The Investment Hierarchy
Are you an "expert" investor or a "novice?" Maybe you're not even an investor. Why not? Perhaps you don't feel competent or confident. If that's you, don't be ashamed. Most American's could use a little more investing knowledge.
Today, I'm going to talk a little about what I call the Investment Hierarchy. As I've been thinking more about all of the different financial teachings by people like Dave Ramsey, Jim Cramer, David Bach, Robert Kiyosaki, and the many different investing and financial philosophies they teach, I'm left to ponder how does someone make sense of it all?
Every financial teacher has an angle, and honestly, I believe they all have their place. But for the average person, how do you cut through the clutter and create a path forward for your financial future?
I'm a firm believer that anyone can become a millionaire...if they make the right life and financial choices. So how do you make the right financial choices in a cluttered landscape of financial teaching? Let me try to help you.
The Investment Hierarchy
When it comes to investing your money, there are literally dozens of directions you could go. And depending on who you are listening to and the advice you receive, you could be making a good choice or a bad choice.
There is some generally accepted wisdom when it comes to investing. Things like...
Buy low. Sell high.
High risk, high reward vs. lower risk, lower reward.
As you get older and near retirement age, lower your risk.
Use other people's money.
Diversifying your investments lowers your risk.
There are literally dozens of these nuggets of investing wisdom from seasoned investors, but how do all of these little nuggets help you develop your own investing strategy? Where do you start and where can you get the best returns?
If you're investing through a 401K or IRA, then the chances are you have invested through a mutual fund. These tools are the #1 form of investing for the majority of Americans since they are offered through the workplace. Unfortunately, that also makes them the only form of investing for many Americans.
If you want to build real wealth, then you should expand your investing strategies beyond 401ks, IRAs, and mutual funds. That's why the investment hierarchy is so important.
As I talk with people about their finances, I encourage them to think about their 401k, IRAs and mutual funds as part of their "financial foundation." The foundation is stable and fairly predictable. Once you have your foundation in place, I encourage them to expand their investment portfolio by exploring other investment options that carry more risk with the potential for greater returns.
The problem with exploring these higher risk-return options is that you stand a higher chance of losing all your money. However, you also stand the chance of seeing much larger growth than what a mutual fund will deliver. Let me share an example.

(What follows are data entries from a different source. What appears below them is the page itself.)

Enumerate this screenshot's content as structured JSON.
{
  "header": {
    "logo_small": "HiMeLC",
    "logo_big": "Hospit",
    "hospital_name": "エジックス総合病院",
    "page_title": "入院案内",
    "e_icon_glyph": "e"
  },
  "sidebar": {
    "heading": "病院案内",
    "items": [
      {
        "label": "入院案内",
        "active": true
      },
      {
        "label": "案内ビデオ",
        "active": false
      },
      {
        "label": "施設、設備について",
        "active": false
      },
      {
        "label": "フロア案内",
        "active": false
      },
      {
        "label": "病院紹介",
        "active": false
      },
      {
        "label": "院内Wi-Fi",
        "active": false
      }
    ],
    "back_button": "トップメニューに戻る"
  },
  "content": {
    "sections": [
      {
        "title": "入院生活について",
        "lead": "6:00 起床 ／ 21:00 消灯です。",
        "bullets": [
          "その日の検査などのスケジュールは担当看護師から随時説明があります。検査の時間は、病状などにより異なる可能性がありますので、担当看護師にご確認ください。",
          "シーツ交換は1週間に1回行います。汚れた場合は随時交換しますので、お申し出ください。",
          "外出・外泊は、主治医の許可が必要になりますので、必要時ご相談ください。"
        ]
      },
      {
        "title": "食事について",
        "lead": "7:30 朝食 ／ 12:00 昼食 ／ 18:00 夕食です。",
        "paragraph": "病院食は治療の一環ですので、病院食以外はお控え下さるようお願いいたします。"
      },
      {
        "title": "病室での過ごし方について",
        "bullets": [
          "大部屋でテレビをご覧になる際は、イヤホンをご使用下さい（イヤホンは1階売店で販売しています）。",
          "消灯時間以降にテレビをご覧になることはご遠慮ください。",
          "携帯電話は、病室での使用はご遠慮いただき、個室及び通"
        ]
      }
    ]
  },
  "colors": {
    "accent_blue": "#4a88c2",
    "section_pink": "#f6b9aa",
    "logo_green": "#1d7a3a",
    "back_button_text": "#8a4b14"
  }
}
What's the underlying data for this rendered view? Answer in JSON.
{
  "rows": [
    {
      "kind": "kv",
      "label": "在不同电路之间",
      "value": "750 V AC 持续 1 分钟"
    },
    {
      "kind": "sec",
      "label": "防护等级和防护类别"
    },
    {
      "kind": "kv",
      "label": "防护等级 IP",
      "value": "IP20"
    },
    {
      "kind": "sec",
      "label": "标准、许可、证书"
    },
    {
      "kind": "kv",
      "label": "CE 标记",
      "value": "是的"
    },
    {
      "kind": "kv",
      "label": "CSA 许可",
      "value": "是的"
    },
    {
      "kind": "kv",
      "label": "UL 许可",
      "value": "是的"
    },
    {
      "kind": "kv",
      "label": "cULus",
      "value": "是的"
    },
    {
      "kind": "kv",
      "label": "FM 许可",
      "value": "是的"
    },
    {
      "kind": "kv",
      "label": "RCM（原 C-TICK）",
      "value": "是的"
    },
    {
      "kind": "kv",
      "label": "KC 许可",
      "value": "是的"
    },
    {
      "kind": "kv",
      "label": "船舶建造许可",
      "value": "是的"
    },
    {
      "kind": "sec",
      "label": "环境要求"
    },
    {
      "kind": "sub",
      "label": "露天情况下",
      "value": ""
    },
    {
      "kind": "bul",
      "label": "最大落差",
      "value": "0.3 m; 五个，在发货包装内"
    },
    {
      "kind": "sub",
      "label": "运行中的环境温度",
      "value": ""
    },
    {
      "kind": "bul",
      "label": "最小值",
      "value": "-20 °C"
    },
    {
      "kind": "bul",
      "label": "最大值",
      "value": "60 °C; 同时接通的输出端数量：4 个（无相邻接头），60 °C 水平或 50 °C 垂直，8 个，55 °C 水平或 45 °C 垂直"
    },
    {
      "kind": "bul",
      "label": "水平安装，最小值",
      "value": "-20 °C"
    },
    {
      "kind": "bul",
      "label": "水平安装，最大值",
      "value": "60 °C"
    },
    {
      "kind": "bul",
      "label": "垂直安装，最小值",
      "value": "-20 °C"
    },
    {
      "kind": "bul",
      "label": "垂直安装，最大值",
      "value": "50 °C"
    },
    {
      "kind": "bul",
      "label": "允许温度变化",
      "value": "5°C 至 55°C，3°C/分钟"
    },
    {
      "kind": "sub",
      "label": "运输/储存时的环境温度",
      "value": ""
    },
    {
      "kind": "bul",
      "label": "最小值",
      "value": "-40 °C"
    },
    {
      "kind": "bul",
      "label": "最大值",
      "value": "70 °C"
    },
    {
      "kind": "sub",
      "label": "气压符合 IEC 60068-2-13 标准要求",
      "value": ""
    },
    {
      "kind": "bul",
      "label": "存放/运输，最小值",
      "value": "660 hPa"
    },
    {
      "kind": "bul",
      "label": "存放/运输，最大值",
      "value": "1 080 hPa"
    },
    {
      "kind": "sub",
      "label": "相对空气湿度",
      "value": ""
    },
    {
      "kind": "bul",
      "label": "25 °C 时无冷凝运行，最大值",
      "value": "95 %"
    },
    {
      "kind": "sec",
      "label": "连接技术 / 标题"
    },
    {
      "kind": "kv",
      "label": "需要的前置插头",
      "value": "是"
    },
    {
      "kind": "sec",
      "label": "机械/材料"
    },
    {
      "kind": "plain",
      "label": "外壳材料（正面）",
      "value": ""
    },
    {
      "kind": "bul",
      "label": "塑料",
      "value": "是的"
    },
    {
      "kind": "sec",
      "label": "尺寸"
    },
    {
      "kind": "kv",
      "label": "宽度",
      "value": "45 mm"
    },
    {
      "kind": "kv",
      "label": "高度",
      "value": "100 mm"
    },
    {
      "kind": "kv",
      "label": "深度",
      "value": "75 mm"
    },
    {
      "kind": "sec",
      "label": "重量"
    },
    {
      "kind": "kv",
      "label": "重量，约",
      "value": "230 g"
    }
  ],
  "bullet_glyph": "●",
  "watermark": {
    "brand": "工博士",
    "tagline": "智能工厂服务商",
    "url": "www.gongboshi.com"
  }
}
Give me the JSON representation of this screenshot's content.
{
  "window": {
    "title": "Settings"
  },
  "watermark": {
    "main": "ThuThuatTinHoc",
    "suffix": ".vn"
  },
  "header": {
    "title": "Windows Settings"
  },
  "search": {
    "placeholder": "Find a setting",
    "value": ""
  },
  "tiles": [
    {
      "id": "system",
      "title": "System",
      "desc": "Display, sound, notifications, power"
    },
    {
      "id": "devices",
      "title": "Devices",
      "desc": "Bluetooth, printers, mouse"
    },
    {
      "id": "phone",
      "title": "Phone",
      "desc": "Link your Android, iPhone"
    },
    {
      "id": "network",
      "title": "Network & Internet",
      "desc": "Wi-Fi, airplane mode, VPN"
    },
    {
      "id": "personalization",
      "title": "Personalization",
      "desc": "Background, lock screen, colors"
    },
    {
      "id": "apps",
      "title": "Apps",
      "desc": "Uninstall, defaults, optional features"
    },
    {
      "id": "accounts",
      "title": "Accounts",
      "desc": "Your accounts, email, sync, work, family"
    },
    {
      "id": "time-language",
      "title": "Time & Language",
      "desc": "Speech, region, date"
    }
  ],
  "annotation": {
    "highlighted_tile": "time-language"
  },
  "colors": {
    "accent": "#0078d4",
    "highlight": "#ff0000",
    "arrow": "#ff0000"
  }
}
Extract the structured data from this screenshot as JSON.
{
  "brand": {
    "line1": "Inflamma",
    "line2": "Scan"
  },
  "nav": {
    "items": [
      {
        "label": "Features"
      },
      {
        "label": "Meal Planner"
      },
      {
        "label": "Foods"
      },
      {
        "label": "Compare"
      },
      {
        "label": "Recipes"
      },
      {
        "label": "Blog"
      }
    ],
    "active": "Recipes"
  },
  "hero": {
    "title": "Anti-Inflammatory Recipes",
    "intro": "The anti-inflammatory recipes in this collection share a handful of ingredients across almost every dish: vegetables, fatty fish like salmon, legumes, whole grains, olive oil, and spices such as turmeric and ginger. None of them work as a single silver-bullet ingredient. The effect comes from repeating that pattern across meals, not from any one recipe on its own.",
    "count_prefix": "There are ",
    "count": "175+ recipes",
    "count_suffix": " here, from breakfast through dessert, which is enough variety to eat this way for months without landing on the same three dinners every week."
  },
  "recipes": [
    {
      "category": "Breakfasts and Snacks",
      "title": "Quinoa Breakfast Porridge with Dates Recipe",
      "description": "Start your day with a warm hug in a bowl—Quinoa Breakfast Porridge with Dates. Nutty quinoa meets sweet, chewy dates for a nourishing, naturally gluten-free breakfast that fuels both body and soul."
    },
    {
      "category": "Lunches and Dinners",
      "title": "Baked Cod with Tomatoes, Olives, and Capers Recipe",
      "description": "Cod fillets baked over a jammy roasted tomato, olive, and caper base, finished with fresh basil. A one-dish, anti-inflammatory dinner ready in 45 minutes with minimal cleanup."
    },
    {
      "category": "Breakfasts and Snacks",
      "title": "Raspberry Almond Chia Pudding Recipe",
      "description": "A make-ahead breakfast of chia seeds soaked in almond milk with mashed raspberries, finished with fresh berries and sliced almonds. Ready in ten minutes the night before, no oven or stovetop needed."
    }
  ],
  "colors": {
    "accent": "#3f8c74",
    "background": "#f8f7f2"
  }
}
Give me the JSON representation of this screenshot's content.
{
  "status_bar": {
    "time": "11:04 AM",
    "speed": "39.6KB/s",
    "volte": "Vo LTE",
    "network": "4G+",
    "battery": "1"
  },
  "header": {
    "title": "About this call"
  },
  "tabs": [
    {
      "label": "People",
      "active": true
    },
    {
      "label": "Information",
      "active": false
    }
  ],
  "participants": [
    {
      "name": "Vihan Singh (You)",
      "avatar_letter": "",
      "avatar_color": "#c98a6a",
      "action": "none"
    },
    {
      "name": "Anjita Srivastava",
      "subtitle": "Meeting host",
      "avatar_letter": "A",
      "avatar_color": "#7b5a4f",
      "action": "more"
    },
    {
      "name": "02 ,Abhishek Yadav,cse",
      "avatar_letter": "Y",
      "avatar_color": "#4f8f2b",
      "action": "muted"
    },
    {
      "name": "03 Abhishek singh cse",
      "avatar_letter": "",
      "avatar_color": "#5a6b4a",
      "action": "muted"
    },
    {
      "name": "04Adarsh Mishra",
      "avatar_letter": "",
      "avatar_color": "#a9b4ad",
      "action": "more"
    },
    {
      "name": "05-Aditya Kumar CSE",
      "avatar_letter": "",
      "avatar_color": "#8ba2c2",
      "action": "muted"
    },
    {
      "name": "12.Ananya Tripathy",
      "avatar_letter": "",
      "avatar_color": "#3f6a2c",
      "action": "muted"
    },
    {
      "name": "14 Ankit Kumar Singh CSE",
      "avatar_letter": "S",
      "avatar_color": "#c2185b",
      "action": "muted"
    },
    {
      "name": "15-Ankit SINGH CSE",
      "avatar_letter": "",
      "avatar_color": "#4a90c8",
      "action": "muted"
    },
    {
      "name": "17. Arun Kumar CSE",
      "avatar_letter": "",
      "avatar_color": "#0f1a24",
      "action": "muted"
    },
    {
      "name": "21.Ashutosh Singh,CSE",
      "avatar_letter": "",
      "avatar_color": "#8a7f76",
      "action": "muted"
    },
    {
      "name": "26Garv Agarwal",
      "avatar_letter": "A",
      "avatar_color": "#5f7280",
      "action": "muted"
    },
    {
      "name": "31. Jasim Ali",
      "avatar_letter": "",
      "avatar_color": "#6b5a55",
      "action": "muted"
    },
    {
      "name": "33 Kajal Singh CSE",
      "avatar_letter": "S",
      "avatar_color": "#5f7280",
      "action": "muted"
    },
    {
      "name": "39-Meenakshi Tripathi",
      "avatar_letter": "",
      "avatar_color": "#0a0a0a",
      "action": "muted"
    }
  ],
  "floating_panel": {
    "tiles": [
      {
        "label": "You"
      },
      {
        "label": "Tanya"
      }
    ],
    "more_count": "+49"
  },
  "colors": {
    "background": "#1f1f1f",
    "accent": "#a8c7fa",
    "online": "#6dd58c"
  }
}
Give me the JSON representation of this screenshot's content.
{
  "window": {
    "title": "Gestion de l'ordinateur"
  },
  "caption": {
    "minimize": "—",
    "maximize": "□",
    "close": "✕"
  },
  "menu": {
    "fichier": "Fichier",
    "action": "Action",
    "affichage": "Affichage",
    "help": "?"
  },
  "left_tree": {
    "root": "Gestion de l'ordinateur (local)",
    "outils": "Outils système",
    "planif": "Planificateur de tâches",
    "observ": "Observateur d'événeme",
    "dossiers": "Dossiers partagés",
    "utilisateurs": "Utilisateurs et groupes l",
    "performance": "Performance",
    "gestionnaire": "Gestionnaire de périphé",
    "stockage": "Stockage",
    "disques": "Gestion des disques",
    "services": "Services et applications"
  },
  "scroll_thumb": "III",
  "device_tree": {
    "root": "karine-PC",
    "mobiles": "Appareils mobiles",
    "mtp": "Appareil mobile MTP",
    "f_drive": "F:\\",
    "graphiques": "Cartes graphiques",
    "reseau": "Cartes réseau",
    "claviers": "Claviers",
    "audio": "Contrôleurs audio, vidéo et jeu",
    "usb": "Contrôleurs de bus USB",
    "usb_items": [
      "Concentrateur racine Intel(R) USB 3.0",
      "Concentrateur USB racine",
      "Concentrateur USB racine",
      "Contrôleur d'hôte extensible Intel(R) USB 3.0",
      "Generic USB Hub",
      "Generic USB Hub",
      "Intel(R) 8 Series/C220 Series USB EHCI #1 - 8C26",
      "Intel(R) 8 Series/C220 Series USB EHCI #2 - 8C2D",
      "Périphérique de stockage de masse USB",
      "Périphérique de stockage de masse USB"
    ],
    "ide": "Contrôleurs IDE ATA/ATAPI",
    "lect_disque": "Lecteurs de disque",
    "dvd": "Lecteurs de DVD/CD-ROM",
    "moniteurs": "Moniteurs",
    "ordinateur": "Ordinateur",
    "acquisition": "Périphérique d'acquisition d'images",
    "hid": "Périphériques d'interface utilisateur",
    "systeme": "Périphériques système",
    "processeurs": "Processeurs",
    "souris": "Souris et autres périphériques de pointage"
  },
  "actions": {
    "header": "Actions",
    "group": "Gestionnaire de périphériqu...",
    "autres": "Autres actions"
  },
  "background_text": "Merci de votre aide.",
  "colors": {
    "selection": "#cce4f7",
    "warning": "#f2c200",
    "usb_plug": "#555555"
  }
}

The best investment advice I've ever received was from my wife. She told me to invest in Apple in 2003. However, due to circumstances in our lives at the time I chose not to invest in Apple. I did, however, invest in mutual funds through my 401k. Over the next 17 years, S&P Index mutual funds returned 360%. Apple returned 45,000%...that's 450x your money.
The risk in 2003 of me investing in Apple was much greater than the S&P, but so were the chances of returns. I'll regret my decision to "play it safe" for the rest of my life. :)
Now that doesn't mean every stock you pick will be a winner. That's impossible. But some will be winners. In reality, some will be big winners, some will win on par with mutual funds, and some will be losers. However, the big winners can far outweigh the losers.
When you lose money, the losses are "finite." That means they are limited to what you've invested. However, with the big winners, the gains are much greater. For example:
If you make 10 investments of $1,000, what's the most money you can lose? $10,000. Now if just one of those investments creates Apple like gains, what's could you gain? $450,000. The gains you get from one investment erase all the losses from the other nine investments.
Of course, this is all just an investment theory. Or is it? People say playing the stock market is like gambling. In some ways it is, but in some ways, it isn't. With gambling, you truly are at the mercy of chance and luck. With investments, you can lower your risk through education and study. You can look at the health of a company, it's leadership, the market opportunity and many other dimensions to help you determine if a company is a good investment.
Now I'm not telling you to go out and start making a bunch of risky investments. What I am saying is to educate yourself on the possibilities. Expand the way you think about money and investing. Millionaire Key #3, Get Money Smart. Always keep learning about money and how to use it. It's just good stewardship of the resources you've been given.